A contrario, Cuir d’Ange est mon parfum fétiche, celui qui doit toujours être à portée de main. Encore d’Hermès, mais cette fois-ci, de la collection Hermessence, c’est le flacon que j’associe au courage. Avec ses notes animales et cuirées, il inspire la liberté, le caractère unique de chacun. Été 2017, une péniche sur la Seine. C’est la grande fête annuelle entre collègues. Là, un hypnotiseur fait son show pour divertir. Il passe de table en table et je me propose immédiatement en cobaye. Après avoir fait parler chinois une de mes amies, il me demande ce que je souhaite. Je n’ai jamais été hypnotisée avant et suis curieuse de connaître les sensations. Pour essayer, je lui propose de me rendre moins timide. Je lui explique que parfois, même si j’ai des choses à dire, la réserve me pousse à m’éclipser.

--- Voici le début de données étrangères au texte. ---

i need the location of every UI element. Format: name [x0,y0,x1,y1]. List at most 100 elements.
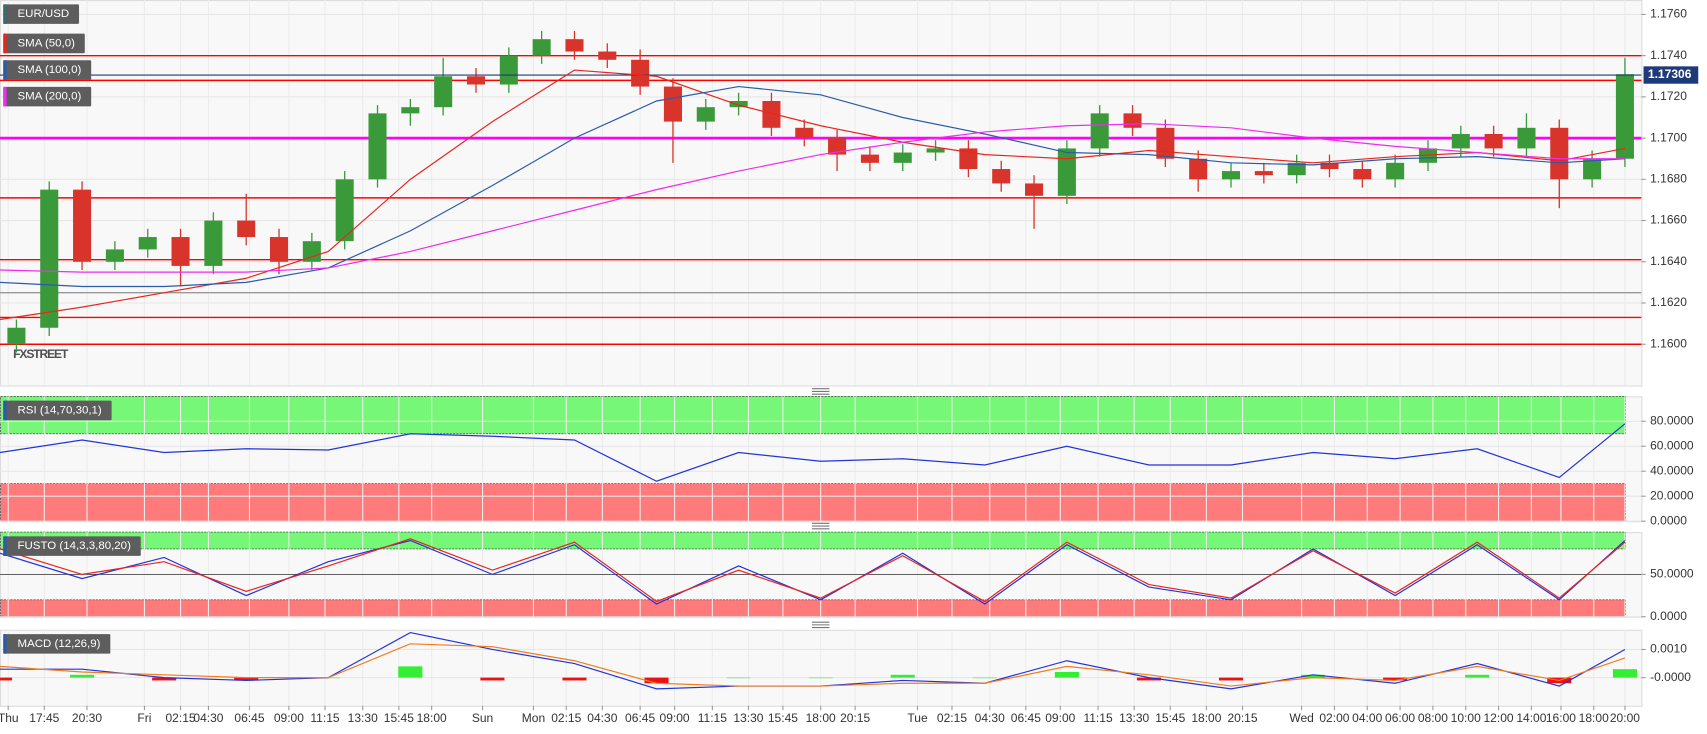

Là, il fait quelque chose de courant dans la discipline : il utilise la technique de l’ancrage. J’ai la sensation de flotter, de perdre toute notion du temps. J’entends, au loin, les conversations de l’entourage, mais de façon ouatée, conscience sans souhaiter en prendre part. Il y a des exercices de visualisation, et toujours cette sensation d’être partie loin, très loin. De ne pas être tombé en hypnose mais d’avoir voulu se mettre dans cet état là, tellement c’est douillet. Il me demande de penser à une odeur qui me fait me sentir présente, confiante. Sans avoir le temps de réfléchir à la question, c’est l’image de Cuir d’Ange. Je sens ses effluves rien qu’en mentionnant son nom. Depuis, dès que j’ai un moment important, spontanément, c’est vers lui que je me tourne. Effet placebo, science ou magie du cerveau humain, il me renforce immédiatement.

Réminiscences parfumées

Il y a quelques jours, c’était Cairo, le dernier parfum de Penhaligon’s. Inspiré par l’Égypte et les jonques sur le Nil. Une couleur: ocre. Un moment: le coucher du soleil, les voiles des bateaux qui ondulent. L’odeur tiède et poussiéreuse du sable doux qui s’éparpille quand on marche.. Il sent ma maman. Sa peau douce et bronzée. Les soirées de vacances sous le soleil. Quand elle s’apprêtait pour le dîner, sortant sa plus belle robe, ses escarpins en soie, imprimé léopard rouge indien. Du parfum, encore du parfum. Je la regardais, haute comme trois pommes. Fascinée et admirative. Maintenant, je peux désormais porter son odeur et me remémorer ces moments estivaux.

Créer sa propre mémoire des parfums

Mon compagnon s’y est mis. Il associe vêtements et parfum. Cela a débuté avec un parfum de Jean-Claude Ellena. Le fruit d’échanges épistolaires avec le chef – voyageur – chasseur d’épices Olivier Roellinger : Epice Marine – Hermès à nouveau.
Il sent l’indécence du cumin et l’iodé revivifiant. La chaleur sensuelle d’un été indien en Bretagne. Dès qu’il sort sa chemise en velours aux imprimés de carpes japonaises, c’est son unique choix. Dès qu’il va dans un restaurant de poissons aussi.